Jul 28th 2010
The World Economic Forum
Why on earth would 2500 of the world’s most important people trek up a Swiss valley in the middle of winter, all at the same time? Adrian Monck, Head of Communications and Media at the World Economic Forum told an audience of Sydney’s business leaders why, at a recent Business21C conversation.
Davos is a town of 13,000, the highest city in Europe. Each year in the last week of January, it hosts the annual meeting of the World Economic Forum. The town itself is nothing special, ‘slightly cheesy’, says Monck, not cuckoo clock pretty or particularly charming. It’s functional, with boxy architecture from the 1980s and no great surfeit of five star hotels. But over the 40 years that the Forum has taken place, it has become a company town, one whose year round activities revolve around the events in late January. But what events they are.
It is an operation unlike any other, the kind that provides unique insight into the real nature of Swiss efficiency. The logistics are akin to that of a war zone, with some 7500 support staff: security – including the Swiss army, local police, and a private security firm – media, bar room entertainers, and assorted hangers on, descending upon a sleepy alpine village. They are here to assist, feed, move, organise, massage, clean up after, question, poke and prod the 1500 industrialists, 50 or so world leaders, hundreds of politicians, policy makers, social entrepreneurs, scientists, theorists, academics, senior media commentators, and NGOs who come to Davos.
Why do they come? To meet with the other 2499 who are here. Each CEO, Prime Minister and academic knows that every January, there’s a good chance that they’ll be able to corner a good number of other VIPs right here, in this inaccessible, kitsch little dorf. In the words of one CEO: ‘I get more done in the 3 days I’m in Davos than the rest of the year,’ simply because all the decision makers are here, at the same time. It’s the Forum’s job to convince them every year that it’ll be worth their while. That’s more than PR, it’s a detailed exercise in linear programming, undertaken by some 400 staffers, who have the details of each attendee’s schedule down to the last 15 minutes, and mix and match times and coordinate appointments between them so that each attendee gets what they want out of the time spent, and the not insignificant fees the Forum charges for membership of to the exclusive club – the world’s top 1000 businesses.
Monck explains that the Forum ‘takes the world as it is, not as it should be or how you might wish it to be.’ As a result, the number of female Forum attendees is low. If you only invite top leadership, and top leadership is majority male, then you have a majority male gathering.

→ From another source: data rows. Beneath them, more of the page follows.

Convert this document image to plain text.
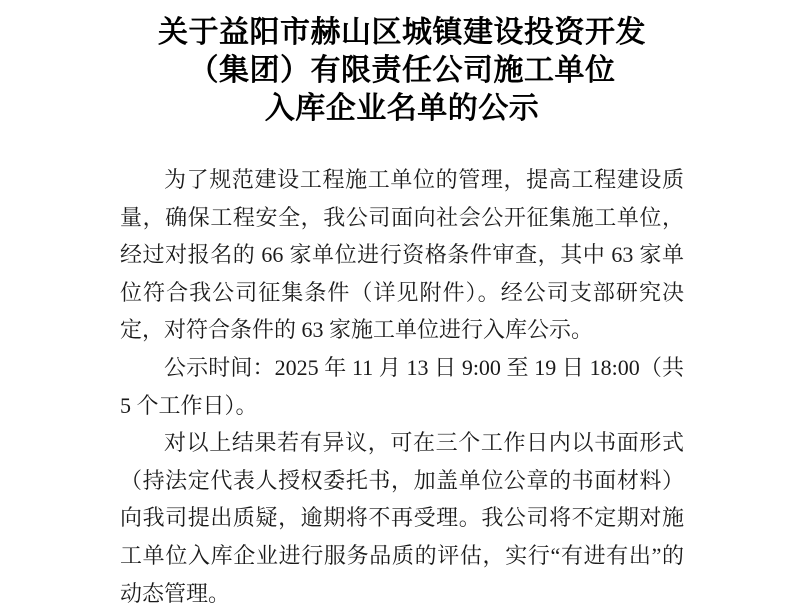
关于益阳市赫山区城镇建设投资开发
（集团）有限责任公司施工单位
入库企业名单的公示

为了规范建设工程施工单位的管理，提高工程建设质量，确保工程安全，我公司面向社会公开征集施工单位，经过对报名的 66 家单位进行资格条件审查，其中 63 家单位符合我公司征集条件（详见附件）。经公司支部研究决定，对符合条件的 63 家施工单位进行入库公示。

公示时间：2025 年 11 月 13 日 9:00 至 19 日 18:00（共 5 个工作日）。

对以上结果若有异议，可在三个工作日内以书面形式（持法定代表人授权委托书，加盖单位公章的书面材料）向我司提出质疑，逾期将不再受理。我公司将不定期对施工单位入库企业进行服务品质的评估，实行“有进有出”的动态管理。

But the Forum does its bit to nudge the world in positive directions. Its motto is ‘Committed to improving the state of the world’. It was founded on the principle of stakeholder capitalism. It now insists that, of the five attendees its strategic partners are permitted to invite to Davos, one must be a board-level female. It has convened a Global Redesign Initiative designed to envision the shape of future global governance, and is committed to pursuing those objectives. It has countless Global Initiatives in health, education, agriculture, and other enormously ambitious fields of endeavour. It is nothing if not far reaching in its goals.
Sydney’s business leaders asked a broad range of questions on everything from sustainability through equity.
It was a great evening, another classic Business21C conversation.